This resource has been designed to help you remember the exercises your therapist taught and practiced with you. The exercises should be done slowly and smoothly. You may have some discomfort while doing these exercises after your surgery.

If pain limits your ability to do your exercises, then timing them around your pain relief may be helpful. However, if the pain becomes worse please seek advice from a healthcare professional and stop the exercises.

How many times should I do these exercises?

It is recommended that each exercise should be repeated 10 times and be done a minimum of 3 to 4 times a day. Make sure the exercises are staggered throughout the day.

How do I manage my swelling?

Swelling is common in the first few weeks following an injury or surgery. Elevating your foot will be necessary. Proper elevation means your foot should be positioned above the level of the heart. You can use pillows or cushions at home to do this.

What happens next?

You may continue to be seen for therapy at Sheffield Children’s Hospital or you may be referred for ongoing treatment at a local Trust. However, it is important to continue with the exercises you have been given during your inpatient stay until you are seen by outpatient physiotherapy. This will make sure you get the best outcomes for your rehabilitation journey.

Exercises

Ankle pumps

  1. Start lying on your back with your legs straight and together.
  2. Bend and straighten your ankles by pointing your toes down towards the bottom of the bed or floor
  3. Pull your toes up as far as you can.

Foot Flexing downFoot flexing up

Repeat 10 times.

Static quads (knee squashes)

  1. Start lying on your back with your legs straight and together.
  2. Push your knee down firmly towards the bed or floor and keep your toes pointing upwards.
  3. Hold for 5 seconds then relax your leg.

Photograph of person laid on their back with their legs outstretched, pushing their knee backwards and into the surface they are laid on

Repeat 10 times.

Inner range quads

  1. Start lying on your back with a rolled towel under your knee.
  2. Point your foot and toes upwards.
  3. Straighten your knee as much as you can whilst keeping your knee still and stable on the roll, lifting your heel off the bed.
  4. Hold for 5 seconds then relax your leg.

Photograph of person laid on their back with their legs outstretched and a rolled up towel under one of their knee, keeping their leg straight, and raising their leg up, keeping their ankle flexed so their toes point up

Repeat 10 times.

Knee bends

  1. Start lying on your back with your legs straight and together.
  2. Bend your knee as far as possible by bringing your heel towards your bottom then straighten.

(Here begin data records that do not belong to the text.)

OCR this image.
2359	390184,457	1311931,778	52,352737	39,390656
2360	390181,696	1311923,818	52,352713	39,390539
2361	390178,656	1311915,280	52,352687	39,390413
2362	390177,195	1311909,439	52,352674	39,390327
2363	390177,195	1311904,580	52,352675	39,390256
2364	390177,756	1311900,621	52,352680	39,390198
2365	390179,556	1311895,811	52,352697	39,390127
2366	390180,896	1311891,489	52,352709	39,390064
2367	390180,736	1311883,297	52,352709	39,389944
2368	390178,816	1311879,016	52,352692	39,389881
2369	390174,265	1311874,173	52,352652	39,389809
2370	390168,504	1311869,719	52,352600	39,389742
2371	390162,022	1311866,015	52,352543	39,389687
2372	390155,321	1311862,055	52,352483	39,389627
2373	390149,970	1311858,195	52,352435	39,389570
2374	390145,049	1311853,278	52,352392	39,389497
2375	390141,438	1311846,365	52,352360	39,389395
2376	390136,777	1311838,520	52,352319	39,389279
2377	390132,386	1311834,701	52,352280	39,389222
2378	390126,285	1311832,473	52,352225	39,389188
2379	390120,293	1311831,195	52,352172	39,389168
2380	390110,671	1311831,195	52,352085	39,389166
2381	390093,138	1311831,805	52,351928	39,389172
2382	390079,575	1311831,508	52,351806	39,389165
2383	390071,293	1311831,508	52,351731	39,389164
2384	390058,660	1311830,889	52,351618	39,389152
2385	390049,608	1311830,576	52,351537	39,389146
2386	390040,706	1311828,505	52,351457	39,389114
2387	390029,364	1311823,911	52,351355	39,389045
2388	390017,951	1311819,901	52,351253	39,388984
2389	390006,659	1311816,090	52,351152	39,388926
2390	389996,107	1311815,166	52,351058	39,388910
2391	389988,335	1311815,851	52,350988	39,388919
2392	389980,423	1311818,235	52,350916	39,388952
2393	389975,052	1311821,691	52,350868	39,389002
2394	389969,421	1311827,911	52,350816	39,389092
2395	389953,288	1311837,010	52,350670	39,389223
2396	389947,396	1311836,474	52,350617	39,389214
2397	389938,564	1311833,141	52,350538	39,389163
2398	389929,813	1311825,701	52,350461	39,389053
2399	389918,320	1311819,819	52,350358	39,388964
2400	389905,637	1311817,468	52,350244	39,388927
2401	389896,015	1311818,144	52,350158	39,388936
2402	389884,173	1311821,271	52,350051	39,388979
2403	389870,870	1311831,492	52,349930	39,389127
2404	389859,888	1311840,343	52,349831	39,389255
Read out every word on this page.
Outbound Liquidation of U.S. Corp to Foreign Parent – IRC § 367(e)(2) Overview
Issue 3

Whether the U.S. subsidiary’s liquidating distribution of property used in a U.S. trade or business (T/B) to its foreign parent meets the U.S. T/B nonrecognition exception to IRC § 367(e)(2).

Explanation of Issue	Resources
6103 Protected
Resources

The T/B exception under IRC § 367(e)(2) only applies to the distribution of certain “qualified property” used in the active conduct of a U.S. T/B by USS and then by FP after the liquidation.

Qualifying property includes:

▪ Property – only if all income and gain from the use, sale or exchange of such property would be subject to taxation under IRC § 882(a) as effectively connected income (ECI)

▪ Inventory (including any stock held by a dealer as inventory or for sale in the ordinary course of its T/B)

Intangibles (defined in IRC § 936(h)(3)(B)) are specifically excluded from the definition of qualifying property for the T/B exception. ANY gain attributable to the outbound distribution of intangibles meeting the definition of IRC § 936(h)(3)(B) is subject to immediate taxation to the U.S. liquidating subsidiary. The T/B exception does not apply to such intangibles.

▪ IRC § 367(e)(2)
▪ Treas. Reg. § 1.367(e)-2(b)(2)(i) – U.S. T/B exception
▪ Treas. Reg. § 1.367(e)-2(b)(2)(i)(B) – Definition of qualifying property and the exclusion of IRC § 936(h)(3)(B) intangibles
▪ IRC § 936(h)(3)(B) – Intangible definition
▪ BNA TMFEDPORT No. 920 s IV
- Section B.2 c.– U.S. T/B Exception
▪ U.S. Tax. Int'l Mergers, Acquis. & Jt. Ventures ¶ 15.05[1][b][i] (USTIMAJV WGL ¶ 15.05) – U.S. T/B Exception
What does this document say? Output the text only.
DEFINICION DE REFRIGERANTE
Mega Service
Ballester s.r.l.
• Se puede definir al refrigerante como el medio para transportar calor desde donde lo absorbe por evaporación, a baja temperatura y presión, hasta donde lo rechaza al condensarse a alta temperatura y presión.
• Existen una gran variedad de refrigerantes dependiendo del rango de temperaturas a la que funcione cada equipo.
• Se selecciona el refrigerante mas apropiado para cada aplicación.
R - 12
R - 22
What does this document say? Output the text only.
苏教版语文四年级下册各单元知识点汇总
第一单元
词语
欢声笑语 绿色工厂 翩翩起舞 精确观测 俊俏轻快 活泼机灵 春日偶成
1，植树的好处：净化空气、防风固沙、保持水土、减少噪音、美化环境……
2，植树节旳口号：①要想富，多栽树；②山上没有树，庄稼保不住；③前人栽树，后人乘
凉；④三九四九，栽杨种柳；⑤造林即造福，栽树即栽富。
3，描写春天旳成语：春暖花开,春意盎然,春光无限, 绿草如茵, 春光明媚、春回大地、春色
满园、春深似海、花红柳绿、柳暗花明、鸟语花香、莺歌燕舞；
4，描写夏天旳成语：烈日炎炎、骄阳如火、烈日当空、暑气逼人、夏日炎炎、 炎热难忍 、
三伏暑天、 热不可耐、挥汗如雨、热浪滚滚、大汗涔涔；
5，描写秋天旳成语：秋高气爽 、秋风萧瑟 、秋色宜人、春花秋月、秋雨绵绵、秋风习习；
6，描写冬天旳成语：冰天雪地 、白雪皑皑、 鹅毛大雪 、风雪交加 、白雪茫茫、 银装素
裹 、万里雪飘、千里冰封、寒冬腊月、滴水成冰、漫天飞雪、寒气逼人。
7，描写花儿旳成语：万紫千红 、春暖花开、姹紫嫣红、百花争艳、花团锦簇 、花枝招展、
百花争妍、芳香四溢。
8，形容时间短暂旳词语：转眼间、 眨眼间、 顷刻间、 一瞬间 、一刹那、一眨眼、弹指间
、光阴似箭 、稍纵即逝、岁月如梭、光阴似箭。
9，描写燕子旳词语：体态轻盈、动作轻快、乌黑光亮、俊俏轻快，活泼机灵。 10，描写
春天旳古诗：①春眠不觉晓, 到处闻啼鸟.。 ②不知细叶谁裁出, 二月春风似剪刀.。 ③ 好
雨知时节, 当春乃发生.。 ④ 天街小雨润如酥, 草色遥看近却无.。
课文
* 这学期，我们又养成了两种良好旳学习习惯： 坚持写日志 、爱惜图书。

Photograph of person laid on their back with one leg outstretched and the other knee up and bent, with their foot resting beside their other knee

Repeat 10 times.

Hip flexion (knee to chest)

  1. Start lying on your back with your legs straight and together.
  2. Bend your hip as far as possible by bringing your knee towards your chest then straighten.

Photograph of person laid on their back with one leg outstretched and the other leg raised, bent at the knee and bringing their knee towards their chest

Repeat 10 times.

Static glutes (bottom squeeze)

  1. Start lying on your back and squeeze your bottom firmly together.
  2. Hold for 5 seconds then relax.

Photograph of person laid on their back with both legs outstretched and squeezing their bottom

Repeat 10 times.

Hip abduction (scissor)

  1. Start lying on your back with your legs straight and together.
  2. Bring your leg out to the side, keeping it straight with your knee and toes pointing upwards.
  3. Return it back to the starting position.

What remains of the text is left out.